Pakistan is the obvious remedy. It certainly removes the chief condition which makes for the menace. Pakistan liberates both the Hindus and the Muslims from the fear of enslavement of and encroachment against each other. It removes, by providing a separate constitution for each, Pakistan and Hindustan, the very basis which leads to this perpetual struggle for keeping a balance of power in the day-to-day life and frees them to take in hand those vital matters of urgent social importance which they are now forced to put aside in cold storage, and improve the lives of their people, which after all is the main object of this fight for Swaraj.
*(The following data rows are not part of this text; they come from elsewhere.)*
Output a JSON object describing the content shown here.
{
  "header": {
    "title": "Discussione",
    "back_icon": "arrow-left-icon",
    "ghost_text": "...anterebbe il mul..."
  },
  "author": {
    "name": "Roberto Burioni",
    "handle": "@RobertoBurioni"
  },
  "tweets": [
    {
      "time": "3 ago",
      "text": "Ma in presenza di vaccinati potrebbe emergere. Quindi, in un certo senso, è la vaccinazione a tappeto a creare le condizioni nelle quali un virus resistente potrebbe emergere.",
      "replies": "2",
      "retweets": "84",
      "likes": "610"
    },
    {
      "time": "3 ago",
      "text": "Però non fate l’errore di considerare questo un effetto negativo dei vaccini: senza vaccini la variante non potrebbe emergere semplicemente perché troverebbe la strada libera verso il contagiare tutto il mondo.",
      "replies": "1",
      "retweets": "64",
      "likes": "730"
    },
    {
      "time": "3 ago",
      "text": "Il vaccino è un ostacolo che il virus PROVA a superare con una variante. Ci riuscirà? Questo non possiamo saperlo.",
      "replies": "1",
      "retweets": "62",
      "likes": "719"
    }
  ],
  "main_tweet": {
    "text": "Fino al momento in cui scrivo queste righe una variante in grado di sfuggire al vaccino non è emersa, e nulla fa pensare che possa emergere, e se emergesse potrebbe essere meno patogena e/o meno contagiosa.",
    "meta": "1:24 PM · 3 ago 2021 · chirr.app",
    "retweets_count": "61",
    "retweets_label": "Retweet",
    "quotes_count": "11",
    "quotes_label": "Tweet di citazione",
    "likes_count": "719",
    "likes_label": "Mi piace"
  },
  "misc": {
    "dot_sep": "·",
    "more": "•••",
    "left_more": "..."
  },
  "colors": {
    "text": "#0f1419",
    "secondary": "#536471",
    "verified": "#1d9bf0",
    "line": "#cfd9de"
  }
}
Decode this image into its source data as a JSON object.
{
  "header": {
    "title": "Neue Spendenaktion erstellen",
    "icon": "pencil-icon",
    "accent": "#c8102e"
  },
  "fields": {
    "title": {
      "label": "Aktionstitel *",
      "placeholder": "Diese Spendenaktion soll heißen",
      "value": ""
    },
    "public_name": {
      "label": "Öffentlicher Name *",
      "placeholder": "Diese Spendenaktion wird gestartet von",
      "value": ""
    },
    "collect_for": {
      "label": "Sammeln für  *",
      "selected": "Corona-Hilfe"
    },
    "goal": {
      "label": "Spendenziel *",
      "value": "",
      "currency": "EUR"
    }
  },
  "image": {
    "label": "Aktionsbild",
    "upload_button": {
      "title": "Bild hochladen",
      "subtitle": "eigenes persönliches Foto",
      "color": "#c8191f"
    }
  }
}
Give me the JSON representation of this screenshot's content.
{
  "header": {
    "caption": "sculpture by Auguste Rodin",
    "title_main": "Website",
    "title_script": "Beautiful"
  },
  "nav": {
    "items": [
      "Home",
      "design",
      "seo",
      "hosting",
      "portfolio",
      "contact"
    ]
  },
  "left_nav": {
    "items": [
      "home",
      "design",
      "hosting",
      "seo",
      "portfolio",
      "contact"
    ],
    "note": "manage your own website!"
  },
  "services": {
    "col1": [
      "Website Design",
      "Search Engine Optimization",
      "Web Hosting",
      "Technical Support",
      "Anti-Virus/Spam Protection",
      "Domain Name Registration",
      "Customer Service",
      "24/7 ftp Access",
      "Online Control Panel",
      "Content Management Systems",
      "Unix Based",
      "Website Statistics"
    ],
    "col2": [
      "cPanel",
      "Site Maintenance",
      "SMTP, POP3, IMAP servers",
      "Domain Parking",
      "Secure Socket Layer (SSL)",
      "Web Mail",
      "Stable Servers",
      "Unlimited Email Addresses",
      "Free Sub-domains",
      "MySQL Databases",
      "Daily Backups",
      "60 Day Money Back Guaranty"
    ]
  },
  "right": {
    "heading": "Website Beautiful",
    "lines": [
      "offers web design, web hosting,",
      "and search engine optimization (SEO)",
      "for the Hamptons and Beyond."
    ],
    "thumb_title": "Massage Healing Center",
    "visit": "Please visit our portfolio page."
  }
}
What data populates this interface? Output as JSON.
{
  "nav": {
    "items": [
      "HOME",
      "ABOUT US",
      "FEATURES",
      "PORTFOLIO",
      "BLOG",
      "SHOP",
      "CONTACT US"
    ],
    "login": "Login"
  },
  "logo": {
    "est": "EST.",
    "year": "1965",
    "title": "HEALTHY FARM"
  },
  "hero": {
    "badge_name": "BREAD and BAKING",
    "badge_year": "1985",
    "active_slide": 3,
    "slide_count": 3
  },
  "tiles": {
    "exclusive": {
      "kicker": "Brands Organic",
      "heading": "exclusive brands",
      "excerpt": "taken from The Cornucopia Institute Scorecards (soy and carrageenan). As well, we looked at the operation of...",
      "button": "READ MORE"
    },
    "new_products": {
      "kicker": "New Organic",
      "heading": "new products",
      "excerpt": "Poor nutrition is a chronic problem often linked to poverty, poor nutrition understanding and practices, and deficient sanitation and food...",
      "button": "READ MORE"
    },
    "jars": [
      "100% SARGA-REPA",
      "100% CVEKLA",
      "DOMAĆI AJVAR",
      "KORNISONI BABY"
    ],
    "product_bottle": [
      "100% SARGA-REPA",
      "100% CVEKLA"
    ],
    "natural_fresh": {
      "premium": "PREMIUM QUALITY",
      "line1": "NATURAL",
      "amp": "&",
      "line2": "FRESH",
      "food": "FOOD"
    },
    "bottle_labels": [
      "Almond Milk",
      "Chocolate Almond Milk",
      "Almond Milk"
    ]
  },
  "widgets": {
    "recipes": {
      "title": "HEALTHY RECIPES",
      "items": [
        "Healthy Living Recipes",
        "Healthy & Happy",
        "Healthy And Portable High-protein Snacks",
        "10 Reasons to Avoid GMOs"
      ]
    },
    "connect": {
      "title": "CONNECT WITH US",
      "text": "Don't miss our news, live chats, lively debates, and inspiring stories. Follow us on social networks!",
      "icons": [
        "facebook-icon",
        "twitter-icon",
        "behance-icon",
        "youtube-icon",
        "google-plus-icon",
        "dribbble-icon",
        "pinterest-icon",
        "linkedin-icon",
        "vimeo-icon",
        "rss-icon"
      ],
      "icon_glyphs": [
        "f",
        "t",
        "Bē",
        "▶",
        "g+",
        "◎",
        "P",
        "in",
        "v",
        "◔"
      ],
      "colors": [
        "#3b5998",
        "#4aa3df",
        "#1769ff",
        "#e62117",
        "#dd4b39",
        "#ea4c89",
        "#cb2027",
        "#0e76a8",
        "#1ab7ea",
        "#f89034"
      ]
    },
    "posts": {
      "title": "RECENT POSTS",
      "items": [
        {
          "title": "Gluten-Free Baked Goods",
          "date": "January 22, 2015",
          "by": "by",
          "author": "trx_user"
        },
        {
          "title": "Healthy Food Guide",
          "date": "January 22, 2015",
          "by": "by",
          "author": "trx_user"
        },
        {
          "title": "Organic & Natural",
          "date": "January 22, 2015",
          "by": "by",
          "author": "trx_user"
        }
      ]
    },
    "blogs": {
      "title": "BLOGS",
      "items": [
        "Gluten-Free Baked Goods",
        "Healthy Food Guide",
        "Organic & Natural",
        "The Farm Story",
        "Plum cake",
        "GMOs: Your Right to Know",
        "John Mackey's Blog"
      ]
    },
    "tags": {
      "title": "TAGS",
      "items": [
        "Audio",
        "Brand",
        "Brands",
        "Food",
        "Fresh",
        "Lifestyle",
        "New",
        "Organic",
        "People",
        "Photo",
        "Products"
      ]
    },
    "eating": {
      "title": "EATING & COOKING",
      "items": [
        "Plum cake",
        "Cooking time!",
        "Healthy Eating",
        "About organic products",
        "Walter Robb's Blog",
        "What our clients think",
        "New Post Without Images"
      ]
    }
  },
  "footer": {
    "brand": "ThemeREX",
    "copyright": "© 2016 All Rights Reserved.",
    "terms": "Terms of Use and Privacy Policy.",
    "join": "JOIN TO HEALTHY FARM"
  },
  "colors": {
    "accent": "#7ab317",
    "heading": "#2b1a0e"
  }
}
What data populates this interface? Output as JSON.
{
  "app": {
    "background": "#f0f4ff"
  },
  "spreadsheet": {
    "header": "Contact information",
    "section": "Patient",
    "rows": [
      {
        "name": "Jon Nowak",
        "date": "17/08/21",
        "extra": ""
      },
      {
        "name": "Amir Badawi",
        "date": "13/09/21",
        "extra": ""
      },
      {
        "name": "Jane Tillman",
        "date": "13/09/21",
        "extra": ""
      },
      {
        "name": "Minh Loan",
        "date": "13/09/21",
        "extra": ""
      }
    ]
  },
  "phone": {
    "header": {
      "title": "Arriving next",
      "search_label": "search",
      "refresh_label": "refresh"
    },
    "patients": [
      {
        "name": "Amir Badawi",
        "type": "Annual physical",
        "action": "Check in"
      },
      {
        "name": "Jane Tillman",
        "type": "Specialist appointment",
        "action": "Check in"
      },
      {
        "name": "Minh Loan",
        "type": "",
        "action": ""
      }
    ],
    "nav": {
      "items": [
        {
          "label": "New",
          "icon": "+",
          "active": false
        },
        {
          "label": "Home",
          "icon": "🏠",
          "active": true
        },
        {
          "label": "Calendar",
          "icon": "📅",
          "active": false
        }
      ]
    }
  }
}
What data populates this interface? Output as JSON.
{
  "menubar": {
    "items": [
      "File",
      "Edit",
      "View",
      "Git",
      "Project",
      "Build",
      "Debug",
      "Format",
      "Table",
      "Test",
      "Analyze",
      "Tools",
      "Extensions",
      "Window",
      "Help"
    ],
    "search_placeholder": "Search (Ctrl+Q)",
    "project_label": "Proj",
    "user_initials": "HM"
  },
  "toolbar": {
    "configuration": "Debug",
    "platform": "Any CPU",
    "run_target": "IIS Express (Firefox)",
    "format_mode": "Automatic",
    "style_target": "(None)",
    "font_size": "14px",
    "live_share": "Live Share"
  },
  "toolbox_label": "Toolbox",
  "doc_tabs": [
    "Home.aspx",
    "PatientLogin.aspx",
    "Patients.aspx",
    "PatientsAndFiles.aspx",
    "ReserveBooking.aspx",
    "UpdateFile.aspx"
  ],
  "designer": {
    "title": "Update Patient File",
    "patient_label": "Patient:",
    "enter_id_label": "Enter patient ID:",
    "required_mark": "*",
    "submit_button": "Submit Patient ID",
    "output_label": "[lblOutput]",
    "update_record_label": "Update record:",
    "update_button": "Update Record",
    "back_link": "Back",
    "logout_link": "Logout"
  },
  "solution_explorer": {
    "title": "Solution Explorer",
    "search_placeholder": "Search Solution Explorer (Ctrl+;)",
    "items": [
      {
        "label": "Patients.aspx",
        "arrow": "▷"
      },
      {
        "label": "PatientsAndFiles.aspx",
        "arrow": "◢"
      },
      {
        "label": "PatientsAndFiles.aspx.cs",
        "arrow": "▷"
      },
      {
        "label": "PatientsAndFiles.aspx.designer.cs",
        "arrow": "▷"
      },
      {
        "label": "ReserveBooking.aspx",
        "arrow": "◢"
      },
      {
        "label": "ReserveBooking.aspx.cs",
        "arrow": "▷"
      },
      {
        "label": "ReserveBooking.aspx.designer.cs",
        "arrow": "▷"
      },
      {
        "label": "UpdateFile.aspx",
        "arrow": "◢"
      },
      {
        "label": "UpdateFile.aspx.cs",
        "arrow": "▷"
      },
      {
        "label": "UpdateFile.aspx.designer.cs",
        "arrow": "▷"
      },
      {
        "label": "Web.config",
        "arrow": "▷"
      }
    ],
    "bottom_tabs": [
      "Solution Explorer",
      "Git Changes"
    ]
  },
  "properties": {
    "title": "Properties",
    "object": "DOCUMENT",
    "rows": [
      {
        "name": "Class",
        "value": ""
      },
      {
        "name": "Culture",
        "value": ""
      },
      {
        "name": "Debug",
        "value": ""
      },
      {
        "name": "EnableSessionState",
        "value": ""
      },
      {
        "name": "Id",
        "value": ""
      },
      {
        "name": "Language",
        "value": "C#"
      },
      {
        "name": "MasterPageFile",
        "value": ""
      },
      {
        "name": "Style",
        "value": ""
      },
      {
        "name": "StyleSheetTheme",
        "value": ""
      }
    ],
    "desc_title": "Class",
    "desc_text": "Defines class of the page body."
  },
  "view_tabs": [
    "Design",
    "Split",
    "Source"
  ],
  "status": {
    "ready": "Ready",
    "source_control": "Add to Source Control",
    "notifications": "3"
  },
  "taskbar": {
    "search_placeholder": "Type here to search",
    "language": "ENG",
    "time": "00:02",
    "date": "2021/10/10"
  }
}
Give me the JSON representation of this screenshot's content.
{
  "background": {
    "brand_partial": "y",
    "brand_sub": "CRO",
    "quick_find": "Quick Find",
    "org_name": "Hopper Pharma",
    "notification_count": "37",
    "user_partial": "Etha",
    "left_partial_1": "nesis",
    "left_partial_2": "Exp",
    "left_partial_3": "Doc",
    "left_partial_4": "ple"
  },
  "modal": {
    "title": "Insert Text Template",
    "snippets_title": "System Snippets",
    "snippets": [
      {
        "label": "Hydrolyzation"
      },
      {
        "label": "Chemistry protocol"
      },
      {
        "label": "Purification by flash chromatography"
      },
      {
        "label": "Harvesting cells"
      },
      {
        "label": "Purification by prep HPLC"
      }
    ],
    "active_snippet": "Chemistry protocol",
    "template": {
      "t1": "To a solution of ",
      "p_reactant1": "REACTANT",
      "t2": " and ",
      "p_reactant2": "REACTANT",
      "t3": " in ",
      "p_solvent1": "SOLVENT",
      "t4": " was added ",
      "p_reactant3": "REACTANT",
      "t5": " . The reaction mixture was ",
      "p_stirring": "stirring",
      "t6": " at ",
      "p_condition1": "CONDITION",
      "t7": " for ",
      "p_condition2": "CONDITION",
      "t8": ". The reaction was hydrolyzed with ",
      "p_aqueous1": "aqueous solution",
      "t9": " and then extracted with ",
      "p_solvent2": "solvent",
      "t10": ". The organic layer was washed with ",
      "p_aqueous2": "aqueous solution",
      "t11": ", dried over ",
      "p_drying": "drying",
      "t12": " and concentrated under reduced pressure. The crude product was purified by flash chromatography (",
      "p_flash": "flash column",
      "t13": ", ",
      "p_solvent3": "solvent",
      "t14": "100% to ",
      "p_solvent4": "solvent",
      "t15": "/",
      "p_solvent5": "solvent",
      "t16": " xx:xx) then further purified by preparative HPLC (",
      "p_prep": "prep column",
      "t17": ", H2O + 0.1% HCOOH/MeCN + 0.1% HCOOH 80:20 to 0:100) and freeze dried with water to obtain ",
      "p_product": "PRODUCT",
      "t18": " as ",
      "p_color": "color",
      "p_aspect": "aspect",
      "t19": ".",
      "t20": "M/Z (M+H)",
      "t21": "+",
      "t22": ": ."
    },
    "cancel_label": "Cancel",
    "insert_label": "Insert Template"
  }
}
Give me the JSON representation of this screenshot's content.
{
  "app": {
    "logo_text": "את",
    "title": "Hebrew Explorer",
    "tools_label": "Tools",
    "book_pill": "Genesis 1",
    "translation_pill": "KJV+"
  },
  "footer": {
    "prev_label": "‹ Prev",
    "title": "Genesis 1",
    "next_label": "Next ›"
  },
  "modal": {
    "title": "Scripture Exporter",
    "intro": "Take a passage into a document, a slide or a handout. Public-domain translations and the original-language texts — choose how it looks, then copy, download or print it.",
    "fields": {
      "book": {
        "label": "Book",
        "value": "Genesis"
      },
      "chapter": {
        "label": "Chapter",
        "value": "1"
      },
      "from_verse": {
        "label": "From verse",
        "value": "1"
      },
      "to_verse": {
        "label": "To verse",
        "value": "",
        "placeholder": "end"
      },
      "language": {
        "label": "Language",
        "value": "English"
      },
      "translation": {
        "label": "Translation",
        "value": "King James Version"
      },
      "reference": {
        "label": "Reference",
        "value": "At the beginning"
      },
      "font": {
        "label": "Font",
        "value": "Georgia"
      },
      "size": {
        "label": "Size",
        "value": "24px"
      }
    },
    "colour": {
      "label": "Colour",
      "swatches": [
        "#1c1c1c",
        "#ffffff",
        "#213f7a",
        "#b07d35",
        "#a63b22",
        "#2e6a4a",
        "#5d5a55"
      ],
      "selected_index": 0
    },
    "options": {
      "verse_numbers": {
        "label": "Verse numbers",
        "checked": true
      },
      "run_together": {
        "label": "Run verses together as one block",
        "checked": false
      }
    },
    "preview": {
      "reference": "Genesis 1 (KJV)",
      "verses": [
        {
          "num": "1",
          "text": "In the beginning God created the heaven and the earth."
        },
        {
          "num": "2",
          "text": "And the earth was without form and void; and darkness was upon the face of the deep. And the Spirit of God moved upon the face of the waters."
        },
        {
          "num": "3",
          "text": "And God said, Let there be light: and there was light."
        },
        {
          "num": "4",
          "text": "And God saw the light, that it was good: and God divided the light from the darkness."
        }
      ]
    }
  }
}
Without some such arrangement, the Hindus and the Muslims will act and react as though they were two nations, one fearing to be conquered by the other. Preparations for aggression will always have precedence over social reform, so that the social stagnation which has set in must continue. This is quite natural and no one need be surprised at it. For, as Bernard Shaw pointed out:—

“A conquered nation is like a man with cancer; he can think of nothing else.... A healthy nation is as unconscious of its nationality as a healthy man of his bones. But if you break a nation’s nationality it will think of nothing else but getting it set again. It will listen to no reformer, to no philosopher, to no preacher until the demand of the nationalist is granted. It will attend to no business, however vital, except the business of unification and liberation.”

Unless there is unification of the Muslims who wish to separate from the Hindus and unless there is liberation of each from the fear of domination by the other, there can be no doubt that this malaise of social stagnation will not be set right.